Portable Solar Panels and Portable Solar Charger Used by Missionary in the Jungle

powerenz metal storm solar power system and panels
Powerenz Metal Storm Solar Power System

An American Missionary stationed in Brazil, WFR, commits his precious time to a remote tribal village in the Amazon River Basin, 100 miles west of Manaus. In the small village, there are approximately 115 people of which 20 are children. There has never been electricity in the village, and the members of the tribe have never experienced an electronic device, nor have they ever watched a movie, video, or television. WFR chose to introduce electricity and Christian videos to the people of the village, especially to the children. Access to the village in the Rain Forest consisted of long trails in the jungle wilderness that are hiked mainly by foot, but sometimes by pack mule.
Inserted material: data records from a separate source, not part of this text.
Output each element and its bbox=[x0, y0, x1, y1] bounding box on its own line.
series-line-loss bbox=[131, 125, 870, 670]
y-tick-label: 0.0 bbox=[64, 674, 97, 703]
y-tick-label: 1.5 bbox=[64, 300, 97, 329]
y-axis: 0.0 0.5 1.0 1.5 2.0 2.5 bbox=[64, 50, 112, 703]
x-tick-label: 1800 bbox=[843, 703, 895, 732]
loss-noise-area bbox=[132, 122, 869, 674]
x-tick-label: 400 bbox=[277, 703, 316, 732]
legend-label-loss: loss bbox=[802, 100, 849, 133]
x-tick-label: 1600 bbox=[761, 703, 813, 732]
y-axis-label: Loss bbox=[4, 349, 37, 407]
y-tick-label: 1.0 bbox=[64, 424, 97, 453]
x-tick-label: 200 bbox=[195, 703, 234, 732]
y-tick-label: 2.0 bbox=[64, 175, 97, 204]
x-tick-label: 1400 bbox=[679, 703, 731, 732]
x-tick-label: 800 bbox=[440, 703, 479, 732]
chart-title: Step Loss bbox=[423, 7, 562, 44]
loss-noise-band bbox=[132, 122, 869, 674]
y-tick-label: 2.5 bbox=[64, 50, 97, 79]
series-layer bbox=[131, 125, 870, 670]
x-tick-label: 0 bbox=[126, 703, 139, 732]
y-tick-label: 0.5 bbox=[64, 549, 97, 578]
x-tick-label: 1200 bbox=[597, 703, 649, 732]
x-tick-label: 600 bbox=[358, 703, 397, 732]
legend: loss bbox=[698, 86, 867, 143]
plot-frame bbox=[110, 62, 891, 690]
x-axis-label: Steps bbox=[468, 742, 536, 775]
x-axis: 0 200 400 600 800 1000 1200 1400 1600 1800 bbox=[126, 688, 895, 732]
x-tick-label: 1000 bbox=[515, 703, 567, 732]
WFR approached Powerenz, Inc. with a very specific request – to design and assemble a portable source of electricity that would provide enough power for a small DVD player and projector to show Christian movies to the villagers during the evenings, and that would recharge itself in sunlight during the days. The power system would need to work the first time and every time, since there are no people in the Rainforest jungles who are capable of trouble-shooting and repairing such a device. The system would need to be lightweight enough to be carried over long distances through the jungle via backpack or on a mule, enclosed in a waterproof enclosure in case of rain, resistant to high humidity, protected from insects, simple to use, and extremely durable. All of the components of the portable solar charger system would need to be hauled over many miles by just a few adults, including portable solar panels. All of the electronic devices that are sold in Manaus require 220 volts AC. Both the DVD player and projector were selected for this application by a local consultant from an electronics warehouse in Manaus, and both devices were selected to draw very little power.
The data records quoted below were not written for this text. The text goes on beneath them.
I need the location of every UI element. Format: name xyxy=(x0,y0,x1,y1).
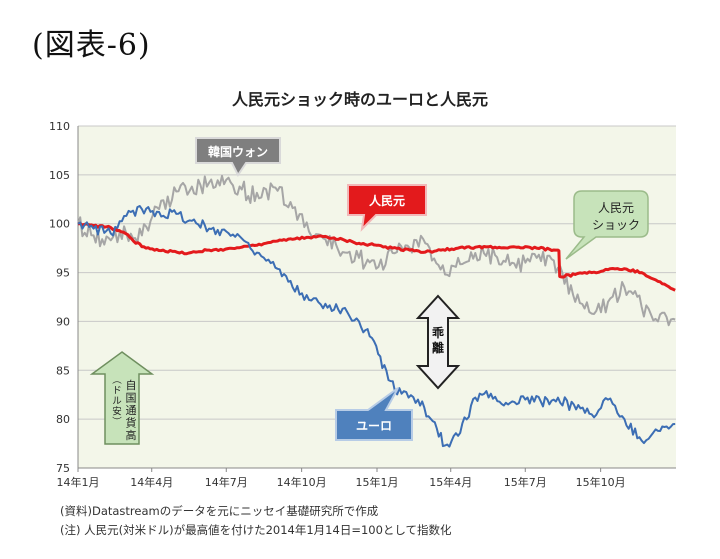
y-tick-label: 105 xyxy=(49,169,70,182)
x-tick-label: 15年1月 xyxy=(356,475,399,489)
korean-won-callout: 韓国ウォン xyxy=(195,137,281,177)
divergence-arrow: 乖離 xyxy=(415,294,461,390)
y-tick-label: 110 xyxy=(49,120,70,133)
yuan-callout: 人民元 xyxy=(347,184,427,232)
y-tick-label: 80 xyxy=(56,413,70,426)
x-tick-label: 14年4月 xyxy=(130,475,173,489)
source-note: (資料)Datastreamのデータを元にニッセイ基礎研究所で作成 xyxy=(60,504,379,518)
callout-text: 韓国ウォン xyxy=(208,144,268,159)
callout-text: 人民元 xyxy=(369,193,405,208)
yuan-shock-callout: 人民元ショック xyxy=(565,190,649,260)
x-tick-label: 14年1月 xyxy=(57,475,100,489)
strength-label-char: 安 xyxy=(112,406,122,418)
y-tick-label: 90 xyxy=(56,315,70,328)
y-tick-label: 95 xyxy=(56,267,70,280)
y-axis-ticks: 75 80 85 90 95 100 105 110 xyxy=(49,120,70,475)
callout-shape xyxy=(565,190,649,260)
strength-label-char: 国 xyxy=(126,392,137,405)
x-tick-label: 14年7月 xyxy=(205,475,248,489)
series-line-0 xyxy=(77,222,676,292)
callout-shape xyxy=(335,387,413,441)
x-tick-label: 15年10月 xyxy=(576,475,626,489)
up-arrow-shape xyxy=(89,351,155,445)
y-tick-label: 85 xyxy=(56,364,70,377)
strength-label-char: ル xyxy=(112,396,122,407)
callout-shape xyxy=(347,184,427,232)
strength-label-char: ︶ xyxy=(112,417,122,428)
divergence-label: 乖 xyxy=(432,325,444,340)
double-arrow-shape xyxy=(415,294,461,390)
series-lines xyxy=(77,174,676,448)
divergence-label: 離 xyxy=(432,340,444,355)
x-tick-label: 15年4月 xyxy=(429,475,472,489)
remark-note: (注) 人民元(対米ドル)が最高値を付けた2014年1月14日=100として指数… xyxy=(60,523,452,537)
callout-text: ユーロ xyxy=(356,419,392,433)
callout-text: 人民元 xyxy=(598,201,634,215)
figure-label: (図表-6) xyxy=(32,28,151,63)
strength-label-char: 自 xyxy=(126,379,137,392)
y-tick-label: 100 xyxy=(49,218,70,231)
chart-title: 人民元ショック時のユーロと人民元 xyxy=(231,90,488,109)
strength-label-char: ︵ xyxy=(112,375,122,386)
callout-text: ショック xyxy=(592,218,640,232)
strength-label-char: 高 xyxy=(126,428,137,442)
series-line-2 xyxy=(77,174,676,327)
strength-label-char: 貨 xyxy=(126,416,137,430)
x-axis-ticks: 14年1月 14年4月 14年7月 14年10月 15年1月 15年4月 15年7月 15年1… xyxy=(57,468,626,489)
callout-shape xyxy=(195,137,281,177)
strength-label-char: 通 xyxy=(126,404,137,417)
euro-callout: ユーロ xyxy=(335,387,413,441)
x-tick-label: 14年10月 xyxy=(277,475,327,489)
strength-label-char: ド xyxy=(112,386,122,397)
y-tick-label: 75 xyxy=(56,462,70,475)
series-line-1 xyxy=(77,205,676,448)
x-tick-label: 15年7月 xyxy=(504,475,547,489)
Powerenz designed and assembled a portable solar charger system that consisted of the following:

a. 100-watt, foldable, light-weight, efficient, water-proof solar panel, including a 30-foot outdoor and underground-rated extension cable, b. 40 amp-hour, 12.8-volt, lithium iron phosphate (LFP) battery pack with protective circuitry, c. 10.5-amp highly-efficient and lightweight solar charge controller, d. continuous 200-watt, pure sine wave, 12VDC-220VAC power inverter that has 2 AC outlets, e. 12-volt DC cigarette lighter socket, f. water-resistant, heavy-duty carrying case with internal foam padding, g. spare parts, fuses, etc., and a basic volt-meter with spare rechargeable batteries, and h. A small battery charger that could operate off of the main system, and that could recharge AA, AAA, and CR123 batteries.
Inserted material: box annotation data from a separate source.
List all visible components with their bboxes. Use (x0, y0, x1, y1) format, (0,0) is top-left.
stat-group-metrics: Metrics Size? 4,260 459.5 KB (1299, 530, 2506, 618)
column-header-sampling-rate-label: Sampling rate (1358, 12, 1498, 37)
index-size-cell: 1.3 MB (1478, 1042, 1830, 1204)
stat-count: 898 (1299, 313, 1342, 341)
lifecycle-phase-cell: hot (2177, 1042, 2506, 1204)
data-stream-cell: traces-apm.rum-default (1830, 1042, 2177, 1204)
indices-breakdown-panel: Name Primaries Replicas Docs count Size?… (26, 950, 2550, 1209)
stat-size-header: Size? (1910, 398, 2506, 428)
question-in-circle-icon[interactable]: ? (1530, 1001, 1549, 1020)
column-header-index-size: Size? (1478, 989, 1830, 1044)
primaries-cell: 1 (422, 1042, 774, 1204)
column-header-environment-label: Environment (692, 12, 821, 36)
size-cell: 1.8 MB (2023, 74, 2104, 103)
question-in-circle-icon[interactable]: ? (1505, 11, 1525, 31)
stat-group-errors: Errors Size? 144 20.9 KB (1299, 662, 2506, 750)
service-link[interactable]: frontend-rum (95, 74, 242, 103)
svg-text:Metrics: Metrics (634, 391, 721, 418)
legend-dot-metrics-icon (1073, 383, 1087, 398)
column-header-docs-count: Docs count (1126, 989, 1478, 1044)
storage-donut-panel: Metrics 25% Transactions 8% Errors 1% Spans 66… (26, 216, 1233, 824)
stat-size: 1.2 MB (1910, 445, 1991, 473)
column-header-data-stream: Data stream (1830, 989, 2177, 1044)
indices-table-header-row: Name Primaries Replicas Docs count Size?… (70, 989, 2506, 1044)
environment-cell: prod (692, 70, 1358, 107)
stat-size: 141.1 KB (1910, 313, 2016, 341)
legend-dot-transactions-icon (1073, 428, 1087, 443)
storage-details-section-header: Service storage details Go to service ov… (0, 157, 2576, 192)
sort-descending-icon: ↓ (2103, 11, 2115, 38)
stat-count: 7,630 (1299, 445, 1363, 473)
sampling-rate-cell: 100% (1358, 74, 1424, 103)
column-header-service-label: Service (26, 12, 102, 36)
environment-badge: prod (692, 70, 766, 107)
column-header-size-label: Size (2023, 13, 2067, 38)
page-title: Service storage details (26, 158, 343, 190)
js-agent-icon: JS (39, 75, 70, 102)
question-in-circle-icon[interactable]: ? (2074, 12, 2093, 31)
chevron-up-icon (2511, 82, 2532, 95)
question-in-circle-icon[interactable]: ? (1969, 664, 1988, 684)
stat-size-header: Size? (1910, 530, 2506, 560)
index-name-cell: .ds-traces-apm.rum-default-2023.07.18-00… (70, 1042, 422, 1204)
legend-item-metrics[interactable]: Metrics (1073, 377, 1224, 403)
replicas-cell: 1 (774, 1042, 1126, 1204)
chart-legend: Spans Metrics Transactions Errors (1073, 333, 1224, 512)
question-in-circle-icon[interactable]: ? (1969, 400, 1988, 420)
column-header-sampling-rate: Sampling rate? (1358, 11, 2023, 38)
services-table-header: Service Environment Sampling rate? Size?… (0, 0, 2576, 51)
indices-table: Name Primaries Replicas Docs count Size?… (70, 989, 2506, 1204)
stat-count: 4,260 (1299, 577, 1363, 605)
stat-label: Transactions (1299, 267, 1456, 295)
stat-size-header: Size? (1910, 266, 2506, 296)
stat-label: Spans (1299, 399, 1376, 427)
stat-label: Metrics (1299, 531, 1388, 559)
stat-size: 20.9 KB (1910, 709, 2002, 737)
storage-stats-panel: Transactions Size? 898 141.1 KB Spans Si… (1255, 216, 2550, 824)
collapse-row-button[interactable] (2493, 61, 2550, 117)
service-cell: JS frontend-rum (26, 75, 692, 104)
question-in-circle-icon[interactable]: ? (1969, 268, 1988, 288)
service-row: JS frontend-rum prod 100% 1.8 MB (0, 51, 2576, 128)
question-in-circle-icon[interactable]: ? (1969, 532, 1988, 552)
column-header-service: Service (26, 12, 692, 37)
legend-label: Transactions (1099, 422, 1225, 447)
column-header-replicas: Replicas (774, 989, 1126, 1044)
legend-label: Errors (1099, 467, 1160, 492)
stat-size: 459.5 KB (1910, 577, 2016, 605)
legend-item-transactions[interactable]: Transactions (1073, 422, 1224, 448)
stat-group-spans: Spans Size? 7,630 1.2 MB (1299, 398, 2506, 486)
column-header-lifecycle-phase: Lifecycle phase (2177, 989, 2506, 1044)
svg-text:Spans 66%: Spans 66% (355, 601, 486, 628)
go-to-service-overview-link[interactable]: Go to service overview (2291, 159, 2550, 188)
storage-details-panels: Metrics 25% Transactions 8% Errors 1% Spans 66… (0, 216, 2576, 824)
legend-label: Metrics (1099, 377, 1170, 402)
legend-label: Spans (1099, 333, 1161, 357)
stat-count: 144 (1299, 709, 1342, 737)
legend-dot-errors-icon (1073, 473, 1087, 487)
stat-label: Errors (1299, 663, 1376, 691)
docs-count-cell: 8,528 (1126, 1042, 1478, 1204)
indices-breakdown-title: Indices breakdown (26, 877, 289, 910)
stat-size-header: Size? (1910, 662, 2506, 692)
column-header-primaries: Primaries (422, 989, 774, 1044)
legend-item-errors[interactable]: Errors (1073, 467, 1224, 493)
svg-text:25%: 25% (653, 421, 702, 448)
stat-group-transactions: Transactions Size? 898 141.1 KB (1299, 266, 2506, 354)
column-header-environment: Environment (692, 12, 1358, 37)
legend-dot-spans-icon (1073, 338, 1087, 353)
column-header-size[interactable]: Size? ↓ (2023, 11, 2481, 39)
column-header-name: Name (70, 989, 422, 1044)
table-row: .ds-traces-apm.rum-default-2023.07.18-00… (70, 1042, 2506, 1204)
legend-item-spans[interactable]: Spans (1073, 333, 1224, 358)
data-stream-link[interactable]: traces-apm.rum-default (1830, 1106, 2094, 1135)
The completed system weighed approximately 26 pounds. Due to the limitations on the total weight of the system, and, therefore, the size of the battery, Powerenz recommended that WFR purchase a small, energy-efficient movie projector that used LED or fluorescent lighting, rather than a more traditional inefficient, excessive heat-producing, incandescent or halogen projector. Lithium battery chemistry was chosen over lead acid in order to reduce the weight, and increase the operational life significantly. A lightweight, foldable, portable solar panel was chosen over the traditional aluminum-framed, tempered-glass, roof-type solar panel to reduce both weight and dimensions, though the cost increased significantly. Based on the power draw specs of the DVD player and projector, two 2-hour movies or other videos, documentaries, and educational videos could be shown every evening using the power system. During the hours of daylight, assuming a location could be found that has good unobstructed sunshine, the power system battery could be recharged from empty to full in 7-8 hours, and be ready for the next evening’s presentations. In the event of rain and/or poor sunshine that lasted an entire day, the battery stored enough energy to operate for 2 consecutive evenings in the absence of recharging. This was satisfactory to the group.

Five months later, the children of the village watched their first ever movie by Walt Disney, The Jungle Book, of course. Members of the Mission were able to translate as needed. There are similar small villages in the Rain Forest, more remote, and harder to get to than this village. Once the performance of the portable solar charger and panel have been perfected, perhaps WFR will venture to another village and bring along his silent source of electricity with him.